One frustrated traveler trying to get to Los Angeles told the Fort Worth Star-Telegram she had been stranded between flights for nearly 24 hours, including a three-and-a-half hour wait in a plane on the tarmac. "Our Christmas vacation is ruined," she said.
Delta, United, and American Airlines also announced they would be waiving flight change fees for travelers landing in or passing through the northern plains states (Nebraska, the Dakotas, and Minnesota, primarily) on Wednesday and Thursday. Airport officials have been advising travelers to allow for plenty of time to go through airport procedures and to confirm their flight statuses ahead of time.
One flight traveling from Mexico into Texas experienced severe turbulence due to the storm conditions, injuring one passenger and a crew member, Reuters reported. The plane was supposed to land in Dallas-Fort Worth, but was diverted to Austin where both individuals were treated in a hospital and released.

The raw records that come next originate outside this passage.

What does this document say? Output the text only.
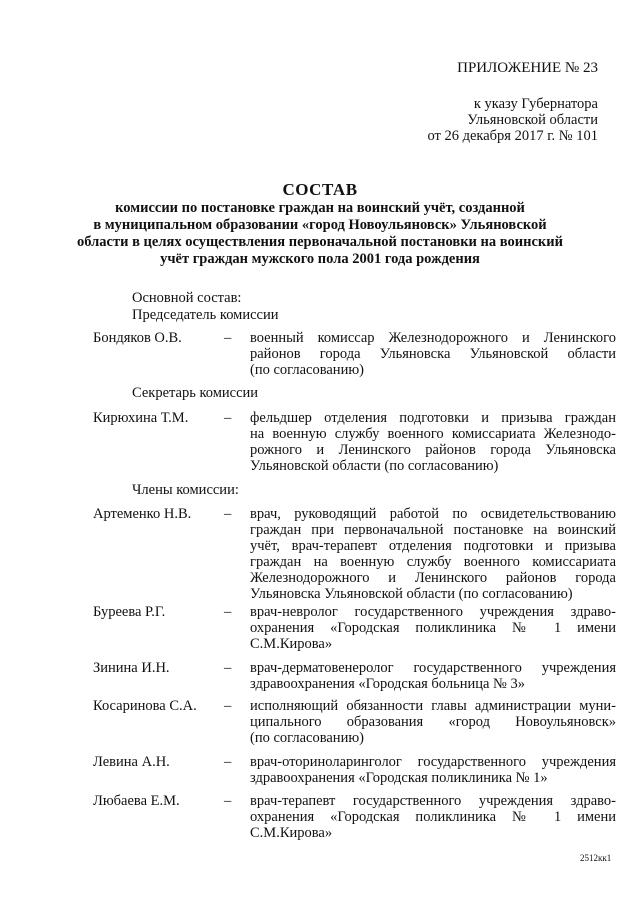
ПРИЛОЖЕНИЕ № 23
к указу Губернатора
Ульяновской области
от 26 декабря 2017 г. № 101
СОСТАВ
комиссии по постановке граждан на воинский учёт, созданной
в муниципальном образовании «город Новоульяновск» Ульяновской
области в целях осуществления первоначальной постановки на воинский
учёт граждан мужского пола 2001 года рождения
Основной состав:
Председатель комиссии
Бондяков О.В.	– военный комиссар Железнодорожного и Ленинского
районов города Ульяновска Ульяновской области
(по согласованию)
Секретарь комиссии
Кирюхина Т.М. – фельдшер отделения подготовки и призыва граждан
на военную службу военного комиссариата Железнодо-
рожного и Ленинского районов города Ульяновска
Ульяновской области (по согласованию)
Члены комиссии:
Артеменко Н.В. – врач, руководящий работой по освидетельствованию
граждан при первоначальной постановке на воинский
учёт, врач-терапевт отделения подготовки и призыва
граждан на военную службу военного комиссариата
Железнодорожного и Ленинского районов города
Ульяновска Ульяновской области (по согласованию)
Буреева Р.Г.	– врач-невролог государственного учреждения здраво-
охранения «Городская поликлиника № 1 имени
С.М.Кирова»
Зинина И.Н.	– врач-дерматовенеролог государственного учреждения
здравоохранения «Городская больница № 3»
Косаринова С.А. – исполняющий обязанности главы администрации муни-
ципального образования «город Новоульяновск»
(по согласованию)
Левина А.Н.	– врач-оториноларинголог государственного учреждения
здравоохранения «Городская поликлиника № 1»
Любаева Е.М.	– врач-терапевт государственного учреждения здраво-
охранения «Городская поликлиника № 1 имени
С.М.Кирова»
2512кк1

National Weather Service meteorologist Marc Chenard told Reuters that winter storm and blizzard warnings are already in effect over much the Midwest. "Travel is going to be very difficult across the areas under weather and blizzard warnings," Chenard said, adding that states like Kansas, Nebraska, the Dakotas, and Minnesota could expect as much as 10 inches of snow by Friday.

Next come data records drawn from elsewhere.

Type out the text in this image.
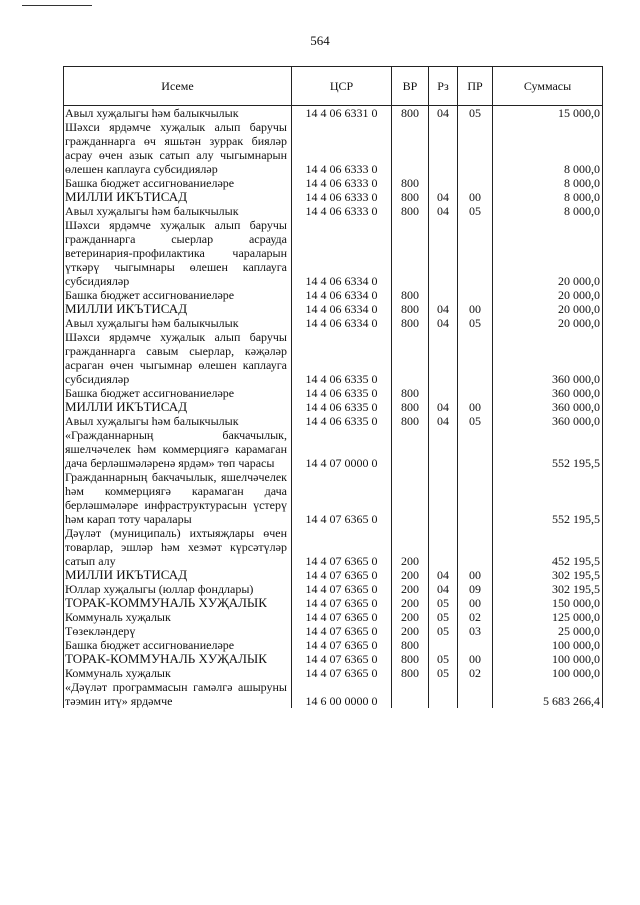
564
Исеме	ЦСР	ВР	Рз	ПР	Суммасы
Авыл хуҗалыгы һәм балыкчылык	14 4 06 6331 0	800	04	05	15 000,0
Шәхси ярдәмче хуҗалык алып баручы гражданнарга өч яшьтән зуррак бияләр асрау өчен азык сатып алу чыгымнарын өлешен каплауга субсидияләр	14 4 06 6333 0				8 000,0
Башка бюджет ассигнованиеләре	14 4 06 6333 0	800			8 000,0
МИЛЛИ ИКЪТИСАД	14 4 06 6333 0	800	04	00	8 000,0
Авыл хуҗалыгы һәм балыкчылык	14 4 06 6333 0	800	04	05	8 000,0
Шәхси ярдәмче хуҗалык алып баручы гражданнарга сыерлар асрауда ветеринария-профилактика чараларын үткәрү чыгымнары өлешен каплауга субсидияләр	14 4 06 6334 0				20 000,0
Башка бюджет ассигнованиеләре	14 4 06 6334 0	800			20 000,0
МИЛЛИ ИКЪТИСАД	14 4 06 6334 0	800	04	00	20 000,0
Авыл хуҗалыгы һәм балыкчылык	14 4 06 6334 0	800	04	05	20 000,0
Шәхси ярдәмче хуҗалык алып баручы гражданнарга савым сыерлар, кәҗәләр асраган өчен чыгымнар өлешен каплауга субсидияләр	14 4 06 6335 0				360 000,0
Башка бюджет ассигнованиеләре	14 4 06 6335 0	800			360 000,0
МИЛЛИ ИКЪТИСАД	14 4 06 6335 0	800	04	00	360 000,0
Авыл хуҗалыгы һәм балыкчылык	14 4 06 6335 0	800	04	05	360 000,0
«Гражданнарның бакчачылык, яшелчәчелек һәм коммерциягә карамаган дача берләшмәләренә ярдәм» төп чарасы	14 4 07 0000 0				552 195,5
Гражданнарның бакчачылык, яшелчәчелек һәм коммерциягә карамаган дача берләшмәләре инфраструктурасын үстерү һәм карап тоту чаралары	14 4 07 6365 0				552 195,5
Дәүләт (муниципаль) ихтыяҗлары өчен товарлар, эшләр һәм хезмәт күрсәтүләр сатып алу	14 4 07 6365 0	200			452 195,5
МИЛЛИ ИКЪТИСАД	14 4 07 6365 0	200	04	00	302 195,5
Юллар хуҗалыгы (юллар фондлары)	14 4 07 6365 0	200	04	09	302 195,5
ТОРАК-КОММУНАЛЬ ХУҖАЛЫК	14 4 07 6365 0	200	05	00	150 000,0
Коммуналь хуҗалык	14 4 07 6365 0	200	05	02	125 000,0
Төзекләндерү	14 4 07 6365 0	200	05	03	25 000,0
Башка бюджет ассигнованиеләре	14 4 07 6365 0	800			100 000,0
ТОРАК-КОММУНАЛЬ ХУҖАЛЫК	14 4 07 6365 0	800	05	00	100 000,0
Коммуналь хуҗалык	14 4 07 6365 0	800	05	02	100 000,0
«Дәүләт программасын гамәлгә ашыруны тәэмин итү» ярдәмче	14 6 00 0000 0				5 683 266,4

"We're seeing reports of whiteout conditions, very poor travel conditions," Mike Doll, a meteorologist for AccuWeather told USA Today. "Winds will remain gusty, so we will see blowing and drifting even after the flakes stop falling tonight."
Heavy rain in the southeast is also putting states along the Sun Belt at risk of flash floods, reports ABC News. Parts of the southeast were also under a tornado warning Thursday morning. As a result, officials told the outlet, travelers should expect delays to continue into Friday.
Kansas Governor Jeff Colyer declared a state of emergency on Wednesday in response to the storm, which allows state resources to be used to help in recovery operations. "It is important to be prepared when we see a winter event like this approaching," Colyer said in a statement. "We hope that travelers will be wise by paying attention to weather alerts and not unnecessarily placing themselves in harm's way as the storm moves through."
Angee Morgan, deputy director of the state's emergency management division, added, "Kansans are urged to change or delay their travel plans in these areas until the storm moves through."